O sistema de saúde cubano é um sistema estruturado, eficaz, generoso. Testemunhei-o, quando estive doente e fui tratado lá, sem que me pedissem a minha identidade ou nacionalidade, ou que pagasse. Os médicos cubanos receberam ofertas de emprego nos Estados Unidos, mas permanecem em Cuba, mesmo que a vida sob embargo seja difícil. Será que tudo isto é irracional? Não, trata-se de uma visão anti-capitalista: Cuba forma médicos excedentários para tratar a sua população, exporta-os através das suas missões no estrangeiro e desenvolve o turismo médico. No início da Revolução, as missões eram totalmente gratuitas. Durante algum tempo, mantiveram-se gratuitas, comparáveis a donativos aos países pobres, mas é pedida aos países ricos e intermédios uma contribuição sob a forma de partilha dos custos destas missões. Atualmente, Cuba gera receitas valiosas com a cooperação médica – que podem corresponder a transferências da diáspora, exportações de níquel ou receitas turísticas. E as indústrias de alta tecnologia e as exportações com conteúdo científico e intelectual estão a ver a sua quota aumentar na balança comercial. Cuba tornou-se um importante destino de turismo médico. Um sistema de saúde de renome mundial, preços acessíveis, economia de tempo, tudo isto convence os pacientes a virem, com visto de turista, tratar cancros, colocar próteses, fazer operações oftalmológicas, cirurgias plásticas ou estéticas, desintoxicar-se. Os serviços são cerca de 75% mais baratos do que nos EUA para uma qualidade comparável. Assim, dezenas de milhares de doentes já viajaram para receberem os seus cuidados.
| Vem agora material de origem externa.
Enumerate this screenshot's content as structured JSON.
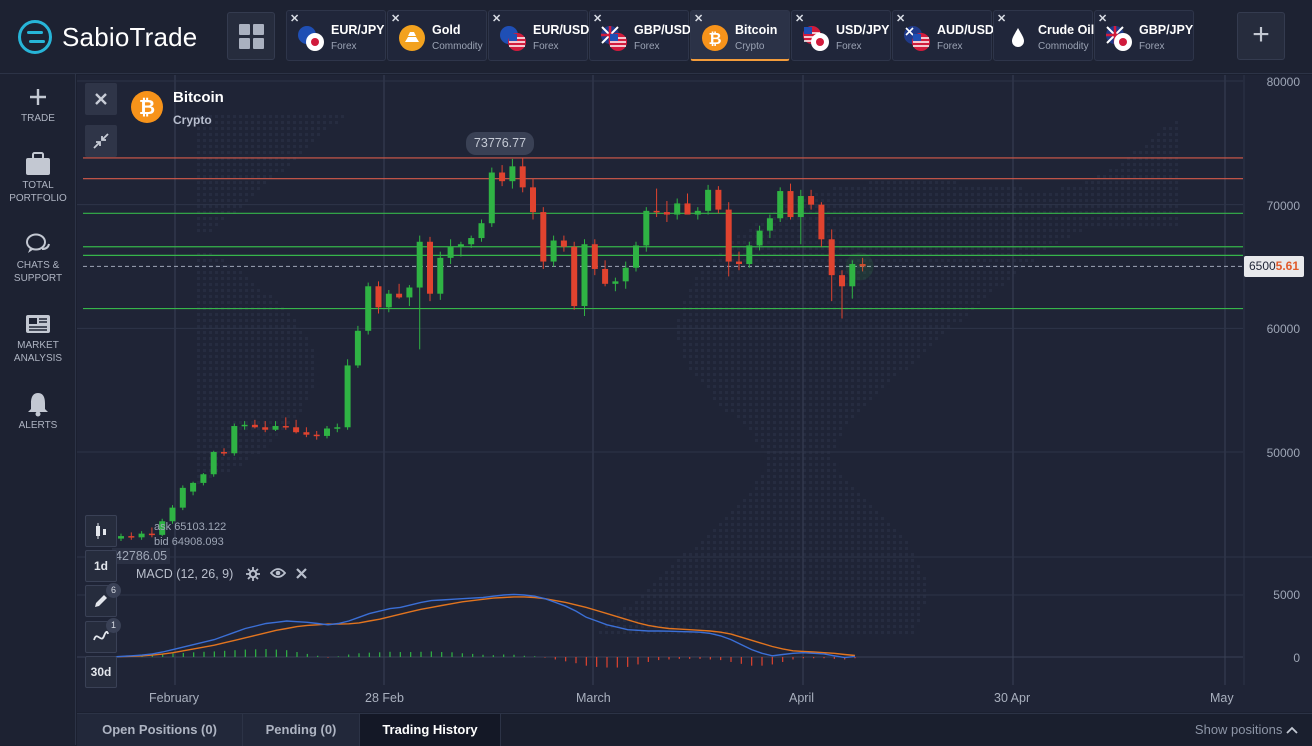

Por tudo isto, a comunidade científica expressou a sua gratidão a Cuba: A American Public Health Association congratula-se com a ausência de barreiras raciais no acesso à saúde; o New England Journal of Medicine elogia a gratuitidade e a qualidade dos cuidados; The Lancet cita o sistema cubano como modelo; a Science elogia o trabalho das brigadas anti-Ebola; vencedores do Prémio Nobel dizem que este sistema é um exemplo para o mundo. A OMS atribuiu o prémio à Brigada Henry Reeve.

O nível do sistema de saúde cubano destacou-se para o mundo em 2020. A pandemia de Covid-19 permaneceu sob controle em Cuba, enquanto grassava na América Latina e nos EUA. A resposta dada por Cuba baseou-se nos princípios do sistema nacional de saúde, da prevenção e do papel fundamental do médico de família e da mobilização da população. Apesar do embargo e do caos mundial, os investigadores cubanos conseguiram rapidamente encontrar vacinas eficazes contra a Covid-19: Abdalá ou CIGB-66, concebida pelo Centro de Engenharia Genética e Biotecnologia e autorizada para utilização pela autoridade reguladora Cecmed em julho de 2021, e Soberana 2 ou Finlay-FR-2, do Instituto Finlay, autorizada para utilização em agosto de 2021. A vacinação nacional começou em abril de 2021. Antes disso, Cuba havia ajudado países estrangeiros, inclusive do Norte, enviando médicos, gratuitamente: para a Itália (na Lombardia em março de 2020, depois na Sicília e na Calábria), a primeira vez que cubanos prestaram tratamento na Europa Ocidental; Em meados de 2020, Cuba aceitou o pedido de ajuda da França em seus departamentos ultramarinos. Foram enviados 2579 profissionais para 24 países. 50 países adquiriram o interferão alfa 2B recombinante, o medicamento preventivo contra a Covid-19 fabricado em Cuba, que produziu milhões de doses para os países do Sul. Em Cuba, o plano contra a pandemia a partir de janeiro de 2020 mobilizou 28.000 estudantes de medicina que visitaram 4 milhões de pessoas por dia.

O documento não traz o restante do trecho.